Texas Instruments Inc. has also marketed products it described as mixed-signal microcontrollers.
This is interesting when compared to the recent Velocity Lab announcement. http://www.eetimes.com/electronics-products/embedded-tools/4209557/-Renesas--Velocity-Lab-aims-to-speed-embedded-systems-development
It seems to me that Renesas realizes the eco-system for these types of solutions will be critical and is already showing they are serious about giving customers a real solution- not just slapping some analog onto an existing MCU.
Mixed signal SOCs have been around for quite some time now. It is a good move by Renesas to offer mixed signal micro-controllers. I beileve Analog blocks put some constraint on the geometry . IN what geometry Renesas plans to offer these micro-controllers?
"Better late than never" is what I'd like to comment on this.
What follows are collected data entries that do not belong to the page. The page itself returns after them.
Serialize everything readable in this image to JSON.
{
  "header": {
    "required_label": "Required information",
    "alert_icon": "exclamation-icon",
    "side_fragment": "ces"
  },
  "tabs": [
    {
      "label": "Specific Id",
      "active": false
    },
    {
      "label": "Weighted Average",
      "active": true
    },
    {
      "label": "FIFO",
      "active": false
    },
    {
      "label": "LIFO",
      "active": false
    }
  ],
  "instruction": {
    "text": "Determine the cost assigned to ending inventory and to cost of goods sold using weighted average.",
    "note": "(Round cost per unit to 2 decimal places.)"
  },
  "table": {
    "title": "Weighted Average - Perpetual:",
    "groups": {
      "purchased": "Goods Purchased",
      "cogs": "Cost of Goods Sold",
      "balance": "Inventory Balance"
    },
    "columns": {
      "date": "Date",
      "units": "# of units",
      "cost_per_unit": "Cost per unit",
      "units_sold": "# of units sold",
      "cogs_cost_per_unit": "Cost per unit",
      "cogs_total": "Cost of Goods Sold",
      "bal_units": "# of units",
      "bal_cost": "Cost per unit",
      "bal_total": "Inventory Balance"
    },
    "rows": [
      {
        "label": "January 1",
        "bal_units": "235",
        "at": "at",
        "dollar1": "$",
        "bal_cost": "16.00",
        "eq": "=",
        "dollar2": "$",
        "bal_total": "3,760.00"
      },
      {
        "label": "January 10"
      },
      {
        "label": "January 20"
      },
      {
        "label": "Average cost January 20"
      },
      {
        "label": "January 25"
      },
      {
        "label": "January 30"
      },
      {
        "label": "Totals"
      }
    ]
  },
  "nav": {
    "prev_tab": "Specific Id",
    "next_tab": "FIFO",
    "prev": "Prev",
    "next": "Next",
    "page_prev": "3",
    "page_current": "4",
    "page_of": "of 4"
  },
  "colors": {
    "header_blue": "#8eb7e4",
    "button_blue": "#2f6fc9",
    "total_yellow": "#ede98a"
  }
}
Renesas, though a market leader ( in terms of share ) in the microcontroller market, has made a late entry into the mixed-signal segment of this business.
Adding to this fact is the latency of another 2 years ( well, almost ) before the part can be used by the user.
If you look at Silabs or Microchip, I find them more aggressive in this market. Further, if you also look at their capability in delivering discreet analog components, then they are way ahead than most of their peers.
I like the strategy adopted by Microchip in this market - supply the part(s), augment the same with useful software, hardware & other utilities. Something that others should learn...
@prabhakar_deosthali- I'm sorry to say I don't know about the process geometry they plan to use. I'm not sure they've even made those decisions, though I did get the sense that this project was pretty far along. I asked if products would be available within two years, and I got the sense from the answer that it could be much sooner than that. If you look at Renesas' MCU roadmap, they are planning some pretty aggressive shrinks over the next couple of years, including skipping two nodes in some cases to move to 40-nm. But my understanding is that, as you say, analog blocks put significant constraints on the geometry that can be employed.